К этому времени было уже известно о грандиозном сражении, развернувшемся в районе Сталинграда. Мы понимали, что своими атаками оттягиваем часть вражеских сил, не даем противнику возможности свободно маневрировать резервами.
Вечером 29 ноября 18–я механизированная бригада завязала бой непосредственно за Новосокольники. Несколько ее танков прорвались на окраину, но были подбиты огнем противотанковых орудий. Израсходовав почти все боеприпасы, бригада вынуждена была перейти к обороне на юго–восточных подступах к городу.
1259–й полк 381–й стрелковой дивизии, наступавший на Новосокольники с рубежа Шушулино, Федотково, вел бой на северо–восточных подступах. Действия полка, не согласованные с механизированной бригадой, тоже не дали положительных результатов.
Командующий армией наращивал нашу группировку в районе Новосокольников. Туда был направлен 1261–й полк 381–й дивизии. Из состава 2–го механизированного корпуса была выдвинута 34–я механизированная бригада с танковым полком. Объединить действия всех этих сил было поручено командиру механизированного корпуса генерал–майору И. П. Корчагину.
Общая атака наших войск на Новосокольники была предпринята утром 3 декабря. Но войска действовали разрозненно и не очень решительно. Достигнуть успеха не удалось.

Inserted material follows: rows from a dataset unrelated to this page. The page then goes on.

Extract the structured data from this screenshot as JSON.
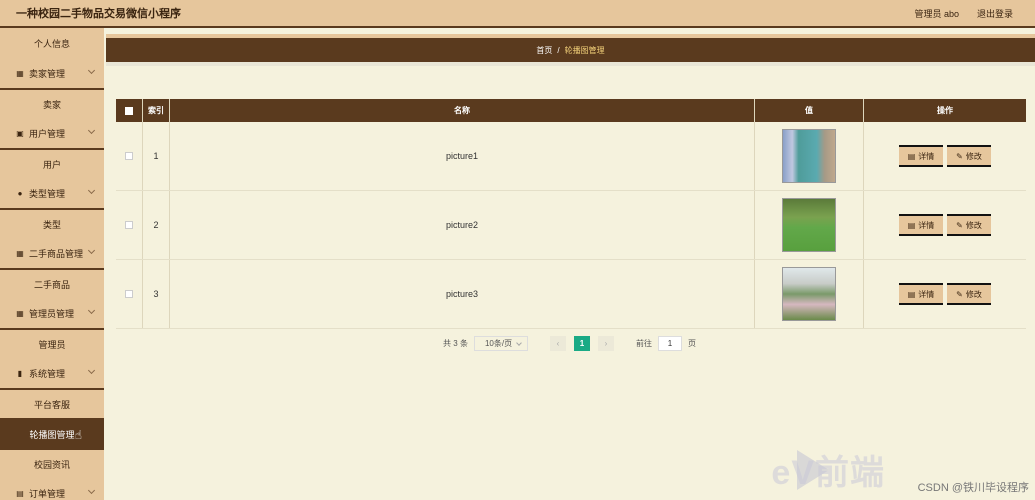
{
  "app": {
    "title": "一种校园二手物品交易微信小程序"
  },
  "header": {
    "user_label": "管理员 abo",
    "logout": "退出登录"
  },
  "sidebar": {
    "items": [
      {
        "kind": "sub",
        "label": "个人信息"
      },
      {
        "kind": "group",
        "label": "卖家管理",
        "icon": "grid-icon",
        "glyph": "▦"
      },
      {
        "kind": "sub",
        "label": "卖家"
      },
      {
        "kind": "group",
        "label": "用户管理",
        "icon": "card-icon",
        "glyph": "▣"
      },
      {
        "kind": "sub",
        "label": "用户"
      },
      {
        "kind": "group",
        "label": "类型管理",
        "icon": "user-icon",
        "glyph": "●"
      },
      {
        "kind": "sub",
        "label": "类型"
      },
      {
        "kind": "group",
        "label": "二手商品管理",
        "icon": "grid-icon",
        "glyph": "▦"
      },
      {
        "kind": "sub",
        "label": "二手商品"
      },
      {
        "kind": "group",
        "label": "管理员管理",
        "icon": "grid-icon",
        "glyph": "▦"
      },
      {
        "kind": "sub",
        "label": "管理员"
      },
      {
        "kind": "group",
        "label": "系统管理",
        "icon": "bar-chart-icon",
        "glyph": "▮"
      },
      {
        "kind": "sub",
        "label": "平台客服"
      },
      {
        "kind": "active",
        "label": "轮播图管理"
      },
      {
        "kind": "sub",
        "label": "校园资讯"
      },
      {
        "kind": "group",
        "label": "订单管理",
        "icon": "clipboard-icon",
        "glyph": "▤"
      }
    ]
  },
  "breadcrumb": {
    "home": "首页",
    "separator": "/",
    "current": "轮播图管理"
  },
  "table": {
    "headers": {
      "index": "索引",
      "name": "名称",
      "value": "值",
      "actions": "操作"
    },
    "rows": [
      {
        "index": "1",
        "name": "picture1",
        "thumb": "thumb1"
      },
      {
        "index": "2",
        "name": "picture2",
        "thumb": "thumb2"
      },
      {
        "index": "3",
        "name": "picture3",
        "thumb": "thumb3"
      }
    ],
    "detail_label": "详情",
    "edit_label": "修改"
  },
  "pagination": {
    "total": "共 3 条",
    "page_size": "10条/页",
    "current_page": "1",
    "goto_label": "前往",
    "goto_value": "1",
    "page_unit": "页"
  },
  "overlay": {
    "watermark": "eV前端",
    "credit": "CSDN @铁川毕设程序"
  },
  "colors": {
    "header_bg": "#e6c69c",
    "dark_brown": "#5a3a1e",
    "content_bg": "#f5f2dd",
    "page_active": "#1aaa85"
  }
}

Между тем трудная обстановка складывалась на участке 31–й стрелковой бригады, где действовала 8–я танковая дивизия противника. Часть наших сил была снята с новосокольнического направления. Оставшихся войск для захвата города было явно недостаточно. Поэтому наступление на Новосокольники было прекращено, войска перешли к обороне на восточных подступах к городу.
Одновременно с боями у Новосокольников велась ликвидация окруженного противника в районе Ширипина.
Особенно много неприятностей доставила нам 8–я танковая дивизия противника. Она вела наступательные бои, стремясь прорваться к Великим Лукам с северо–запада. 4 декабря немцы овладели населенными пунктами Ряднево и Тимохны. Положение осложнилось еще больше: до Великих Лук врагу осталось пройти около 10 километров.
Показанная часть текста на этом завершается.